Business Day means any day which is defined to be a Business Day pursuant to Listing Rule 19.12 of the Listing Rules.

CHESS means Clearing House Electronic Sub-register System of ASX Settlement Pty Ltd (ACN 008 504 532).

Closing Date means the closing date of the Offer being 5.00pm AEST on 4 June 2021 (unless extended).

Company means Cirralto Limited (ACN 099 084 143).

Constitution means the Company's Constitution as at the date of this Prospectus.

Corporations Act means the Corporations Act 2001 (Cth).

Cth means the Commonwealth of Australia.

Directors means directors of the Company.

Dollars or $ means dollars in Australian currency.

GST means goods and service tax levied in Australia pursuant to A New Tax System (Goods and Services Tax) Act 1999 (Cth).

Listed Option means an Option with the terms and conditions set out in Section 4.2

Listing Rules means the Listing Rules of the ASX.

Offers means Share Cleansing Offer and the Option Cleansing Offer.

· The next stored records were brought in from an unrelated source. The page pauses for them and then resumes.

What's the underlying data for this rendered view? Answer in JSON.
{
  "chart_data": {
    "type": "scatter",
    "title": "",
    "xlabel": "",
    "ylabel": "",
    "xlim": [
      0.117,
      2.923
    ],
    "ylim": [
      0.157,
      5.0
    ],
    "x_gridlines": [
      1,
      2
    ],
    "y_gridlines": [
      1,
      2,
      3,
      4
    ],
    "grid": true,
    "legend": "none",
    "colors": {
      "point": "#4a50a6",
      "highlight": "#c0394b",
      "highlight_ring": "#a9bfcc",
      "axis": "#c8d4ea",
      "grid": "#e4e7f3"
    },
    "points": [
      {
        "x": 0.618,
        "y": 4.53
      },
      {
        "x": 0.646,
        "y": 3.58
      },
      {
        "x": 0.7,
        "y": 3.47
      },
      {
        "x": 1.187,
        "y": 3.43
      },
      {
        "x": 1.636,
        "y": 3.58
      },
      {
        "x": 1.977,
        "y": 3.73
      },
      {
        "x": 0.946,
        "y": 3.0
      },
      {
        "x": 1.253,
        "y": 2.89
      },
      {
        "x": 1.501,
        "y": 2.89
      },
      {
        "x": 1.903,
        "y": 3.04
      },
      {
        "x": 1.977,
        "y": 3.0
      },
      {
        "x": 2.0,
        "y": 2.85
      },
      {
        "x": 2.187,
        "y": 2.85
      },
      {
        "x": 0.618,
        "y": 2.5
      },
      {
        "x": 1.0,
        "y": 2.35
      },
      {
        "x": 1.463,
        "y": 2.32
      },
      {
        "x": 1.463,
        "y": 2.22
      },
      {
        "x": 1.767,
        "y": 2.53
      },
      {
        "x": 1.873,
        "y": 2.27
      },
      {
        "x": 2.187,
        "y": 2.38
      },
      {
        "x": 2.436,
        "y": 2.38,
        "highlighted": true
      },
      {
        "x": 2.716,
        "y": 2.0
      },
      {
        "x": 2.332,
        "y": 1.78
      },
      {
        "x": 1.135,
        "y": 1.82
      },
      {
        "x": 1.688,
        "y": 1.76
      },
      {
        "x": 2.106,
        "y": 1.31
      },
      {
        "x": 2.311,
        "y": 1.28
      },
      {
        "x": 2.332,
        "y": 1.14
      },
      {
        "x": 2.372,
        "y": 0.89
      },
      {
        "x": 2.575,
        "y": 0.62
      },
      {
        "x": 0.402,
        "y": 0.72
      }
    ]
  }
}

Opening Date means 2 June 2021.

Option means an option to acquire a Share.

Option Cleansing Offer means the offer of up to 10,000 Listed Options pursuant to this Prospectus for the purpose of removing any trading restrictions attaching to Listed Options issued prior to the Closing Date.

Prospectus means this prospectus dated 2 June 2021.

Quotation and Official Quotation means official quotation on ASX.

Securities means Shares and/or Options.

Share means a fully paid ordinary share in the capital of the Company.

Share Cleansing Offer means the offer of up to 10,000 Shares pursuant to this Prospectus for the purpose of removing any trading restrictions attaching to Shares issued prior to the Closing Date.

Shareholder means the holder of a Share as recorded in the register of the Company.

Share Registry means the share registry of the Company as specified in the corporate directory of this Prospectus.

Vendors means the shareholders of Appstablishment.